I see some simple recipes, with high ratings. I really like harrissa , and have some tubes, but is this one of those “make-it-dont buy-it” things?

This is what I have.


(John Hartley) #2

There’s obviously no reason why you shouldnt make it , if it will please you.

Like with most condiments and prepared flavourings, I’ve never even considered making my own. I’m very happy with the product I buy - Phare du Cap Bon, which costs pennies for a 70g tube which easily lasts me a year.


#3

In the cuisine of the month thread Moroccan thread, @smtucker has post her favourite harissa recipe.

and Ras El Hanout:


#4

We are not big harissa eater.

A question, if I make homemade harissa, how long can it be kept? To preserve, is it better to bottle them or to freeze them?


(Junior) #5

Go for it!! Document the process and be sure to post the results! Good luck!


#6

I found that it went moldy on me very quickly in the fridge, when I made my own. Next time I would freeze.


#7

Good to know, thanks.


( :@)) :@)) ) #8

I find joy in learning. Even if you don’t like the result at least you learn something.

I used to use Tunisian harrissa. Spread it on bread then make a sandwich with anything. The garlicky smell drove everyone mad. It gets mouldy fast, as mentioned by Biondanonima.

In Morocco I learnt that their version is more fluid and often served with grilled meat. You dip your bread in the harrissa and grip a piece of meat with the same bread.

.


.

.

.


#9

Went with store bought, with a few amendments.


Realized I had another kind of “harissa”, and made some chicken breast feeding for the short term.

Haven’t actually COOKED yet, and it’s almost time for Top Chef!


( :@)) :@)) ) #10

Nice. I was just flipping through an old Australian lamb cookery book and there’s a recipe for harissa marinated lamb, like in your photo. Now that I’ve been to Morocco where harissa is used mostly as a condiment, I think we find more creative uses for it in the West and both are good

Sorry, the other way around. Grip meat with the bread and dip in the harissa.

Moroccans are big bread eaters, not couscous (which is served on fridays). Bread and olives are eaten 3 times a day. Bread is served alongside any savoury food and at every meal. As Moroccans don’t use cutlery so the bread is to mop up juices, liquid and grip meat with.


#11

“Phare du Cap Bon”.

Apparently I bought that brand on Amazon!


(John Hartley) #12

Phare du Cap Bon?

It’s the lighthouse at the end of Cape Bon, which is the Tunisian peninsula which juts out towards Sicily, maybe 150km away.


#13

Here’s the lamb shoulder.


(Dan) #14

Stunning!
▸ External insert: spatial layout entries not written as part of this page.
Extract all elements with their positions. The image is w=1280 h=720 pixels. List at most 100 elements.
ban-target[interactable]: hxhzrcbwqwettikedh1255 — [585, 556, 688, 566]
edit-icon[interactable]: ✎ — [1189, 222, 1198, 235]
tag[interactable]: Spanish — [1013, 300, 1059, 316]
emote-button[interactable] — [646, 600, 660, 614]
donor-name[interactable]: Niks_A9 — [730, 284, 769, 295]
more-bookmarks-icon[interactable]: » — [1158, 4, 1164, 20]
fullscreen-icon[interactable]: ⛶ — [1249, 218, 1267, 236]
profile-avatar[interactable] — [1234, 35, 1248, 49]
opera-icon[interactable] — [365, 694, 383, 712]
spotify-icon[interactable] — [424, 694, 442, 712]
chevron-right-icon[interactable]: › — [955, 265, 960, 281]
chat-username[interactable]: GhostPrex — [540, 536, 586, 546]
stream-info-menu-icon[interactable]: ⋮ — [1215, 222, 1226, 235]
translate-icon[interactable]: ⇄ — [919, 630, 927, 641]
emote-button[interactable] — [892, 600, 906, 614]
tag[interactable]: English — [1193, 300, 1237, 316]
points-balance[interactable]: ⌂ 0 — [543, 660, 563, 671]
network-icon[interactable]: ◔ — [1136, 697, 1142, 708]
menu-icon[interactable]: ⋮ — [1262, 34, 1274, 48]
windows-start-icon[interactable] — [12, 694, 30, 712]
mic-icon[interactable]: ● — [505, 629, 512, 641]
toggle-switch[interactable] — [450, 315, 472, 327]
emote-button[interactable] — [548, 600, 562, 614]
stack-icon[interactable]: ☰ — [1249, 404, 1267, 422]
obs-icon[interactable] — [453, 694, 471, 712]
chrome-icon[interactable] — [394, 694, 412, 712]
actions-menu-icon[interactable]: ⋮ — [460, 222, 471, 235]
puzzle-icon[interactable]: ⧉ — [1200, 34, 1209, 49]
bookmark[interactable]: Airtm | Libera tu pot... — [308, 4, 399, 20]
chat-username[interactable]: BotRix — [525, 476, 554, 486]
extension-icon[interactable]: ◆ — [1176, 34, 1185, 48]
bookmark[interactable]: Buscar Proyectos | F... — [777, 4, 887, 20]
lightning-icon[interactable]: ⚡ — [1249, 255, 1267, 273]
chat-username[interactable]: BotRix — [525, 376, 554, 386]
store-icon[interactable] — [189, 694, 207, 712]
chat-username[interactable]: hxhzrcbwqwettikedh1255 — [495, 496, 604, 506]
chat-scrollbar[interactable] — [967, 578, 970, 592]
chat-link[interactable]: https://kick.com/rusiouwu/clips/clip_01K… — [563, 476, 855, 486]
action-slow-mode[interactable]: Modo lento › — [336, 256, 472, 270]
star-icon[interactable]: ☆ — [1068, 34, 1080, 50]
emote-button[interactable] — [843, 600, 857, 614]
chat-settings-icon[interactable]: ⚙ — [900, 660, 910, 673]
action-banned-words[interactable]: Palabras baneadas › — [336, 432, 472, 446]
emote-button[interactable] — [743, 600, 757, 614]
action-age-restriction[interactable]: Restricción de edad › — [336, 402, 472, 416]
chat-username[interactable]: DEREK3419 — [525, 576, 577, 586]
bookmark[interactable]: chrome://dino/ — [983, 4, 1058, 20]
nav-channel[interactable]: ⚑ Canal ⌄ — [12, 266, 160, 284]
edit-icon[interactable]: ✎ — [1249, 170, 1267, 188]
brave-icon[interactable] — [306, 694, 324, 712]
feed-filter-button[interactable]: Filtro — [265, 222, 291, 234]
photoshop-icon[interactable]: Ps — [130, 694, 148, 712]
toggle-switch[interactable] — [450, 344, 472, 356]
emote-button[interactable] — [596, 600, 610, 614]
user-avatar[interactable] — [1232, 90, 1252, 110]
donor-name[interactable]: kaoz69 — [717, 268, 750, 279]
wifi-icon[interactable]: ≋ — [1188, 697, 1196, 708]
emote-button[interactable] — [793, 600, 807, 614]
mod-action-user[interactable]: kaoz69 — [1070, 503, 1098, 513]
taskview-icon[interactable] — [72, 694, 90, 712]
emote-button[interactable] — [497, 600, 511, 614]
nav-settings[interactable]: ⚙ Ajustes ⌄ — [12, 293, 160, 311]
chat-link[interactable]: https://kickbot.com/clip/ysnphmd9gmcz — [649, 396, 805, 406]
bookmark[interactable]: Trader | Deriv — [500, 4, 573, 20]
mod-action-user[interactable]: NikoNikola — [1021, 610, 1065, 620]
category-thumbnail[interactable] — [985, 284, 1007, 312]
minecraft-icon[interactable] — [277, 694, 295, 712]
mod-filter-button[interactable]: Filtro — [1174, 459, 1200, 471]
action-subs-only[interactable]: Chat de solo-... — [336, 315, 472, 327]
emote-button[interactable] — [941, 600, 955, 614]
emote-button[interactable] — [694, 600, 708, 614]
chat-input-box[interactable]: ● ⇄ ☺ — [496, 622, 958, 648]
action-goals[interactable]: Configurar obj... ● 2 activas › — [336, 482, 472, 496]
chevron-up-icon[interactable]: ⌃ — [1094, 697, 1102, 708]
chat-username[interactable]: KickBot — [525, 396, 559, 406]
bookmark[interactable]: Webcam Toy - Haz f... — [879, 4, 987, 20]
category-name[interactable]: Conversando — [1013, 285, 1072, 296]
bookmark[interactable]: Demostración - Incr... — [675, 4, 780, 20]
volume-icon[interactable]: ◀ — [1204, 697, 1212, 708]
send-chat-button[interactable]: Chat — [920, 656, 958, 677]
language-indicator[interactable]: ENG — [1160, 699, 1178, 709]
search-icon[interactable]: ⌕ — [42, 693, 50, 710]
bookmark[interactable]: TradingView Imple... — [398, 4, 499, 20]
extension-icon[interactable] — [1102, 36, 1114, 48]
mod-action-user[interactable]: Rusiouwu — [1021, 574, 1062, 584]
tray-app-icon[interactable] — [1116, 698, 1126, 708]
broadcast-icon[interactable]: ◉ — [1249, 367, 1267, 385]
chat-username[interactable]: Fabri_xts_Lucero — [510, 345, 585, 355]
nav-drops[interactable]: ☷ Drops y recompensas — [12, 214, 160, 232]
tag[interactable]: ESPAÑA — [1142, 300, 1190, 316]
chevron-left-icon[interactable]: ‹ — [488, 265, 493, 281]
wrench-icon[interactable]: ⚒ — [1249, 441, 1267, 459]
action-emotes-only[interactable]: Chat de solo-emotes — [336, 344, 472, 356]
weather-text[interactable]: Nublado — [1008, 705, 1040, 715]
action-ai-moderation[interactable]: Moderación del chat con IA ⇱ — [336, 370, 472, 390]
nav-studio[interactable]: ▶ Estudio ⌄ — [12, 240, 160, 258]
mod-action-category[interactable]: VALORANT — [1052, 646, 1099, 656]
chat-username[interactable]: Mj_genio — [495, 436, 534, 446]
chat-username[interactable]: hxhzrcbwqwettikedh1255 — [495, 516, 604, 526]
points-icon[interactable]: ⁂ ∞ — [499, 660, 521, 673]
Your kitchen skills and curiosity rock my world😉


#15

I grew Tunisian baklouti peppers a few years ago just to make harissa and it blew any jar or tube I’ve ever tried out of the water. If you’re a gardener I highly recommend giving it a try- the plants were easy to grow and loaded with peppers all season long.


DRIED BEANS/LEGUMES (or canned) - Your favorite recipes / applications?
#16

Where’d you get the seeds? Sounds like something I’d like to try.


#17

I got them in a trade with other pepper growers but I think Baker Creek has them.


#18

Thanks! I did find them there, at $.16/seed. Which seems like a lot. Not in absolute terms, but compared to other seeds.


#19

Do you know what kind of pepper they are? Dave’s Garden says it’s an “annum”.